We get an origin story, of sorts: Marlowe initially wants to be a cop, like his dad. But both parents observe that he's got problems with authority that will doom that career choice, and it only takes a few weeks for Marlowe to realize that too. So he accepts the tutelage of a slovenly, Panda Express-loving private eye, and a few years later…

A snappily-dressed Marlowe (with a Patek Philippe watch!) calls on Kendra, a washed-up, ultra-bitchy actress who's lost track of seventeen-year-old daughter Cody. This is only weeks after Kendra's husband, Terry, was shot in the face on the Malibu beach outside their home, an unsolved crime. Marlowe takes the case, because he likes money, but soon becomes embroiled in a complex web of family dysfunction and sociopathy, Russian and Albanian mobsters, movie-biz corruption, and the like.

Marlowe also takes the case of Ren Stewart, whose ex-husband has absconded with her son Jeremy. These two cases get intermixed unpredictably.

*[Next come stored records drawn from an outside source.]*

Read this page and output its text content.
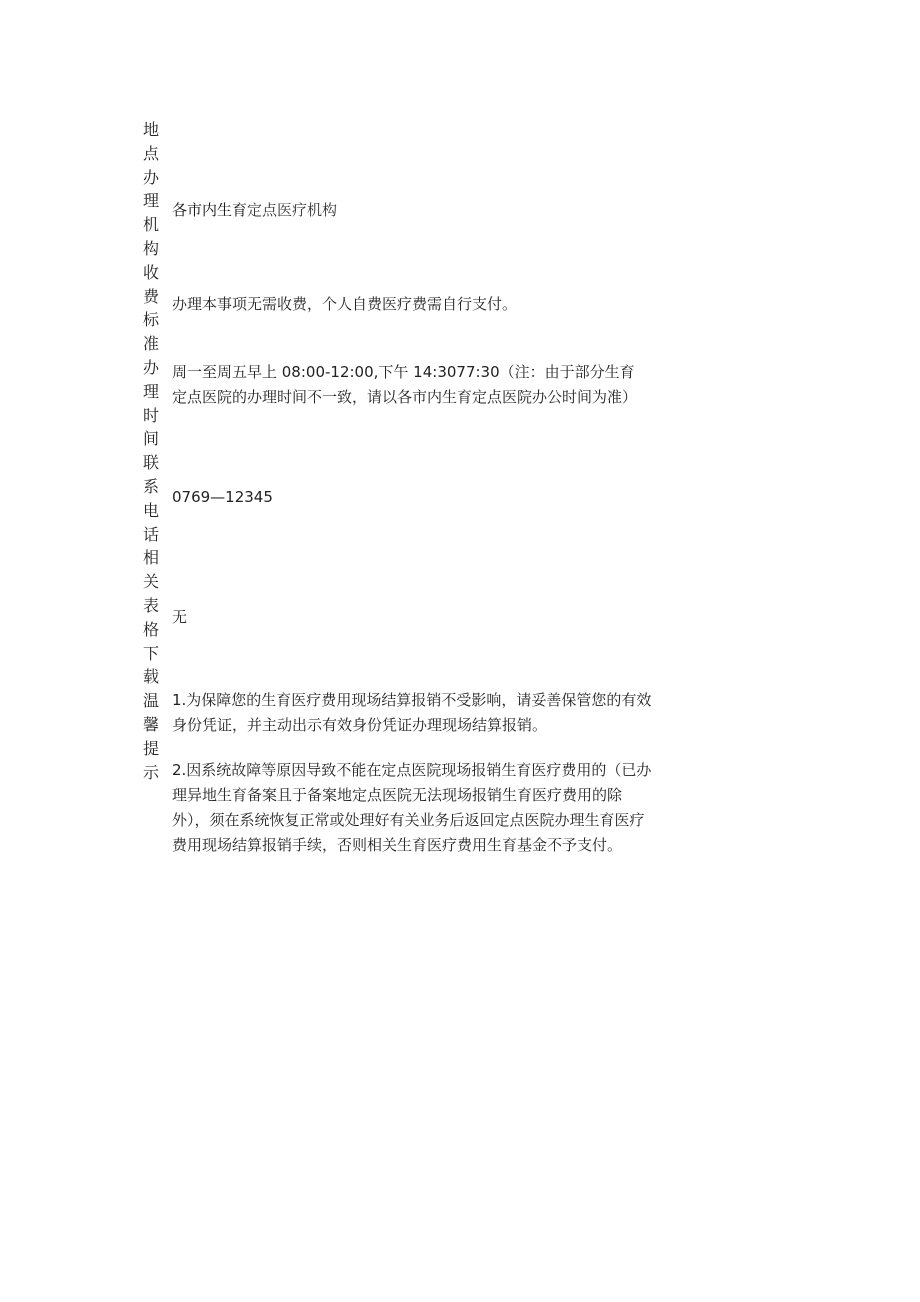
地
点
办
理
机
构
收
费
标
准
办
理
时
间
联
系
电
话
相
关
表
格
下
载
温
馨
提
示
各市内生育定点医疗机构
办理本事项无需收费，个人自费医疗费需自行支付。
周一至周五早上 08:00-12:00,下午 14:3077:30（注：由于部分生育
定点医院的办理时间不一致，请以各市内生育定点医院办公时间为准）
0769—12345
无
1.为保障您的生育医疗费用现场结算报销不受影响，请妥善保管您的有效
身份凭证，并主动出示有效身份凭证办理现场结算报销。
2.因系统故障等原因导致不能在定点医院现场报销生育医疗费用的（已办
理异地生育备案且于备案地定点医院无法现场报销生育医疗费用的除
外），须在系统恢复正常或处理好有关业务后返回定点医院办理生育医疗
费用现场结算报销手续，否则相关生育医疗费用生育基金不予支付。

Marlowe is assisted by his dad, Emmet, a cop turned to serious alcoholism after losing his wife, Addie, to cancer. Both Marlowe and Emmet have an unfortunate habit of letting the bad guys get the drop on them.

There's a weird scene (page 61) where Marlowe is roped into watching a bit an old movie, which just happens to be To Have and Have Not, with Humphrey Bogart and Lauren Bacall. ("You know how to whistle, don't you, Steve?") Weird, because Bogie and Bacall were also in The Big Sleep, where Bogie played a character named … Philip Marlowe!

And then it gets weirder (page 270): Marlowe seems to be aware of Bogart being in The Big Sleep. Phil, did you notice anything about that movie? Like you being the main character in it?

I got seriously sidetracked wondering about the nature of Marlowe's fictional universe, and how it overlaps ours.